The airports that look simple at first glance are often the ones travellers misjudge, and that leads straight into the common booking mistakes.
The booking mistakes that cost travellers time and money
There are a few errors I see again and again, and they are all avoidable.
- Choosing the nearest airport without checking whether the flight times suit your day.
- Assuming a small airport will have the same flexibility as a major hub.
- Ignoring seasonality and finding out too late that a bus option is weaker than expected.
- Saving a small amount on the ticket, then paying it back on the ground transfer.
- Booking a late arrival and assuming public transport will still feel easy.

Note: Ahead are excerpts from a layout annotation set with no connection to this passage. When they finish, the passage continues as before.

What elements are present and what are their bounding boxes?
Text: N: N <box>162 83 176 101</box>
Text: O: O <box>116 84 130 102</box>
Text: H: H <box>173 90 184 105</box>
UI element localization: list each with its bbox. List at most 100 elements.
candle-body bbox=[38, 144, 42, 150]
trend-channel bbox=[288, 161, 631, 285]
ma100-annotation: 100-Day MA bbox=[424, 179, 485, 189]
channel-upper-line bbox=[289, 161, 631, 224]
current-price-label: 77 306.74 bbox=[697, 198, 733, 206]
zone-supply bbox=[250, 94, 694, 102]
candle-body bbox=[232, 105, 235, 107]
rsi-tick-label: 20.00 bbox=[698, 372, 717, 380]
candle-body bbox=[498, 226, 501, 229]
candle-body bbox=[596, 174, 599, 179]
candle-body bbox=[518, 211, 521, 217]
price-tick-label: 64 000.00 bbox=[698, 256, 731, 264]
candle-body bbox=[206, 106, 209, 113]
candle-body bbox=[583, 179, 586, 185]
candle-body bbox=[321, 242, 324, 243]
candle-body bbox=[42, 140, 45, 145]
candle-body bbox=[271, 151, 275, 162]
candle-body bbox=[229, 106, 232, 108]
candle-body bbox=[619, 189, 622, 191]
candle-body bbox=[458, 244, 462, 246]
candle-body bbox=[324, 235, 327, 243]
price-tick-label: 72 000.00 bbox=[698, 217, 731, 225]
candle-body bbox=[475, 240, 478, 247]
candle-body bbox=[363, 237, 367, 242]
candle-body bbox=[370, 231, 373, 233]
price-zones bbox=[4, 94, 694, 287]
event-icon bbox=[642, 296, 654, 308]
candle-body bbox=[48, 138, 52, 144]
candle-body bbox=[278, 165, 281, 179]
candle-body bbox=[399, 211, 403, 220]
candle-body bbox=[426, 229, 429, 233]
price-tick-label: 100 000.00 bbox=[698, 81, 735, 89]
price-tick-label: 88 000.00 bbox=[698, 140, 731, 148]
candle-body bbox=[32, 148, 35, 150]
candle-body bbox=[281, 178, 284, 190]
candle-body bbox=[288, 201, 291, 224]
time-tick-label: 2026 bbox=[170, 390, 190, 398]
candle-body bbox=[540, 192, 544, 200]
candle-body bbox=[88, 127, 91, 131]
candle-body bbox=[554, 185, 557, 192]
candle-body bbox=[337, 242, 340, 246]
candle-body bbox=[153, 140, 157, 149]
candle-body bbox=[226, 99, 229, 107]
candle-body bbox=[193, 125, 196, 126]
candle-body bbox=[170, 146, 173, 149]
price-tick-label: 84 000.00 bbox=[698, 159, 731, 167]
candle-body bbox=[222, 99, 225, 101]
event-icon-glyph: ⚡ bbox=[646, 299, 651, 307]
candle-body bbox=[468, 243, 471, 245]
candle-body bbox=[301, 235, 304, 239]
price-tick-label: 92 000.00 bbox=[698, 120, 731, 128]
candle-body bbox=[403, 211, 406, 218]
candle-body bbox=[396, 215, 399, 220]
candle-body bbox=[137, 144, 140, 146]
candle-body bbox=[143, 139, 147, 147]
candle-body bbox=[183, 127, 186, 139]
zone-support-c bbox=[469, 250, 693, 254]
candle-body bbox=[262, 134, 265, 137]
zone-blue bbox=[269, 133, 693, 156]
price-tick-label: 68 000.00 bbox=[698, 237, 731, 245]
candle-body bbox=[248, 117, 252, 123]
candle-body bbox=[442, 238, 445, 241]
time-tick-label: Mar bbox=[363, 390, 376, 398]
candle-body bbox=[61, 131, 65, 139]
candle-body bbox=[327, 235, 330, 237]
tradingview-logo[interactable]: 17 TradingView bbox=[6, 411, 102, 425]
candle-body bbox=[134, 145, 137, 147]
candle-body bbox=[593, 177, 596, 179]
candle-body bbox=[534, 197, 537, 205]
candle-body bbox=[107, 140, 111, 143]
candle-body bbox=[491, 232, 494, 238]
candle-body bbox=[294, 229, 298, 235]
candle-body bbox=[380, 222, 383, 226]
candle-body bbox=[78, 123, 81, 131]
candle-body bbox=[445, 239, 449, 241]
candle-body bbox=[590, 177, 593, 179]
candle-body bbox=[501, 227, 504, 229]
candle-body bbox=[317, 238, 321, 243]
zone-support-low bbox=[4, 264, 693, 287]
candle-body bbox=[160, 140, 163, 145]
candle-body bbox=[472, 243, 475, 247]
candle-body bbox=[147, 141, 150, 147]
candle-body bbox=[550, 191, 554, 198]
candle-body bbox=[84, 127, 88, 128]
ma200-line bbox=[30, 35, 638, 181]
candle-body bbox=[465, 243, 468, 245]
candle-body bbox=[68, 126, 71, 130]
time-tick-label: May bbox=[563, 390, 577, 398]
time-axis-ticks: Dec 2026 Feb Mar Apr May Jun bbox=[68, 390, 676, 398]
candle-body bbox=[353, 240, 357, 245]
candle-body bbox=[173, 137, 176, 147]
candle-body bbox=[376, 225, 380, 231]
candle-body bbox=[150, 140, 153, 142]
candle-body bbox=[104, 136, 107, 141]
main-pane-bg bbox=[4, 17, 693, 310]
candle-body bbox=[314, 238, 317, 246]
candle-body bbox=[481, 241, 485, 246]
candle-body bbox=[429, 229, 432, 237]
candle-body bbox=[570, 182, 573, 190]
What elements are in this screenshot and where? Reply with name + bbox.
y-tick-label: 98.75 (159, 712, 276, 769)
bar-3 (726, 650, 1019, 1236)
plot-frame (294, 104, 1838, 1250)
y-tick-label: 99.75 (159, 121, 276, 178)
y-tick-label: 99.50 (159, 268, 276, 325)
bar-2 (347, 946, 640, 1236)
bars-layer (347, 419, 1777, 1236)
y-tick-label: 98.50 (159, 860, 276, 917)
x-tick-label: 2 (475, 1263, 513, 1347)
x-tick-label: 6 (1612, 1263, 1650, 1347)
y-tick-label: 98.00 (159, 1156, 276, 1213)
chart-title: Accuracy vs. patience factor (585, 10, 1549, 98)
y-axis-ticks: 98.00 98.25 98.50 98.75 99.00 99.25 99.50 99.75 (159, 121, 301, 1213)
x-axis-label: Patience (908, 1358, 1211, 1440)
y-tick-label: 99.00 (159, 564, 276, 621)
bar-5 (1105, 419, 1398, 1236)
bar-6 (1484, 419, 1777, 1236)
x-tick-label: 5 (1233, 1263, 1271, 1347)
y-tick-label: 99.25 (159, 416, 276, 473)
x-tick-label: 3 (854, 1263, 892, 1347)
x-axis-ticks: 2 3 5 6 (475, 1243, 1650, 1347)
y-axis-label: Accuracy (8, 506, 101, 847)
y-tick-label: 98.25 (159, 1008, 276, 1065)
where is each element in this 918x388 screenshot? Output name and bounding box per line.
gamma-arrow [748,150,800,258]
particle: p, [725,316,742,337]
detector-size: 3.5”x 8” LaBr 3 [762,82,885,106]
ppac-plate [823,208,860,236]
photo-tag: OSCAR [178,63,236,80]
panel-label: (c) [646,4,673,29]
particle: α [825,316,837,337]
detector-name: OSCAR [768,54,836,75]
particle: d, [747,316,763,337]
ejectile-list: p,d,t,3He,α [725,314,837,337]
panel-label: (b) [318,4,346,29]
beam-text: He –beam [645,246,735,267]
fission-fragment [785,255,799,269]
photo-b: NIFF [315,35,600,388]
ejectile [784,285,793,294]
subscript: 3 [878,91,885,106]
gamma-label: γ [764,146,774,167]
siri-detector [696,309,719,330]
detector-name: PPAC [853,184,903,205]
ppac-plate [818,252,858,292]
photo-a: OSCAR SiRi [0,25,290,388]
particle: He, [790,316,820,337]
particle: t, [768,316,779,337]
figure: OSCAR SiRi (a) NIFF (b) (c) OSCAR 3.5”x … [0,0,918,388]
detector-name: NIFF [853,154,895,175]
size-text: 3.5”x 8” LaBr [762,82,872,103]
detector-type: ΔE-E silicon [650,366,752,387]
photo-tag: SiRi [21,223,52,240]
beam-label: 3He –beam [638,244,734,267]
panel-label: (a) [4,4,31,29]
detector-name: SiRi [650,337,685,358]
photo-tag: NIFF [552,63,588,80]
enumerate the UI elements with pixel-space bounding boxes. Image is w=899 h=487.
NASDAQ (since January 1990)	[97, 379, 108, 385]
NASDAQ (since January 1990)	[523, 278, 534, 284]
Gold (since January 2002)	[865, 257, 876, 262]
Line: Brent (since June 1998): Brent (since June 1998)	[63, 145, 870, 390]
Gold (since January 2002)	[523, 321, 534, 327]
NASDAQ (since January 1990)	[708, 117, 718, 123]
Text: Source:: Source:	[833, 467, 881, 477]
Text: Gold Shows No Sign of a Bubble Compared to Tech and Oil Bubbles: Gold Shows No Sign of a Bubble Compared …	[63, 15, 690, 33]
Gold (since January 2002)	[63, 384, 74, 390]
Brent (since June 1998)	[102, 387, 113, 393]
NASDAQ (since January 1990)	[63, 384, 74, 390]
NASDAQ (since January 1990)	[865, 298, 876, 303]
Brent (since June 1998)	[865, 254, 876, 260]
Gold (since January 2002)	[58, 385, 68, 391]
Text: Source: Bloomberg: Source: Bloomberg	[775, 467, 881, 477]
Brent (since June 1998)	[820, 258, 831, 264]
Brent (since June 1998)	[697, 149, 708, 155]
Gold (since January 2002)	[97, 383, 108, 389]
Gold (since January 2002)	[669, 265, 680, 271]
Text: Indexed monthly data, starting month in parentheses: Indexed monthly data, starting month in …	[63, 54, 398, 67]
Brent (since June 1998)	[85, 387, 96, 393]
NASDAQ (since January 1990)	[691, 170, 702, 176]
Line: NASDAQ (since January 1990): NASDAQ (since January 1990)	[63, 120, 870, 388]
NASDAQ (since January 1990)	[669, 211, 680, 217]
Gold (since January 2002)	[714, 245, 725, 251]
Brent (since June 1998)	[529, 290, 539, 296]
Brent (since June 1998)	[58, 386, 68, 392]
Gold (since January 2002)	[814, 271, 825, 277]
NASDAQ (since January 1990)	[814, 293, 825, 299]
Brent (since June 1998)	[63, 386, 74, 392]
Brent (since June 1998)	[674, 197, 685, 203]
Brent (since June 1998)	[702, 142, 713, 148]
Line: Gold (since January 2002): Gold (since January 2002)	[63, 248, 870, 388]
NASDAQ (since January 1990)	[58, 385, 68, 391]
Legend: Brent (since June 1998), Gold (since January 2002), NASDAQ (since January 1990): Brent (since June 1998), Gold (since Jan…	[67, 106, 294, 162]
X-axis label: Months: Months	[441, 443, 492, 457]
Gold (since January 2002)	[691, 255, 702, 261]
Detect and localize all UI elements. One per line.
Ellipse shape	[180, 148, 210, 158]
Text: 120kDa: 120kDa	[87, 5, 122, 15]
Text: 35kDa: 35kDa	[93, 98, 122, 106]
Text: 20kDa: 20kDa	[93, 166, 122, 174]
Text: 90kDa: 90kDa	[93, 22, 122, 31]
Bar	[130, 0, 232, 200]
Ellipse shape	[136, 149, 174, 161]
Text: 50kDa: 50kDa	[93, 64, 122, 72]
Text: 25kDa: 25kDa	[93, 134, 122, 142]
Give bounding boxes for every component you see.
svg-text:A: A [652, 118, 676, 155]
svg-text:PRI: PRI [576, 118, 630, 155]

I would also re-check the airline and the route before paying, because small airports feel schedule changes more sharply than large ones. The safer habit is to calculate the trip door to door, not just the airfare. If that sounds obvious, it should, but it is exactly where a lot of people lose time and money.
From there, the decision becomes much easier when I match the airport to the type of trip.
Which airport I’d choose for different trips
For a weekend city break, I would choose San Sebastian Airport first and pay a little more if necessary. For a longer Basque road trip, I would compare Bilbao much more seriously, because its flight choice can outweigh the extra distance. If I wanted a cross-border route or a convenient alternative with good regional links, Biarritz would stay on my list.
| Trip type | My pick | Why I’d choose it |
|---|---|---|
| Short city break | EAS | Least friction from plane to hotel |
| Late arrival | EAS + taxi | I want the fewest moving parts after landing |
| Best fare on flexible dates | Bilbao | More flights usually means more pricing competition |
| Cross-border itinerary | Biarritz | Useful if you are combining France and Spain |
The pattern is simple: if convenience is the priority, the nearest airport wins; if flight choice matters more, the bigger airports can justify the extra ground time. I always decide that before I buy, not after I land. That one habit removes most of the stress from the arrival.
The arrival plan I’d use for San Sebastian
If I were planning the trip today, I would search San Sebastian Airport first, then compare Biarritz and Bilbao only if the fare or timetable clearly improved the journey. That keeps the decision practical: the nearest airport for the smoothest arrival, Bilbao for more options, and Biarritz when it offers the best mix of timing and cost.
For San Sebastian, that is the real rule I would use. The city is small, so the best airport is usually the one that gives you the least friction from the terminal to your accommodation, not just the shortest number on a map. Once you think that way, the right choice is usually obvious.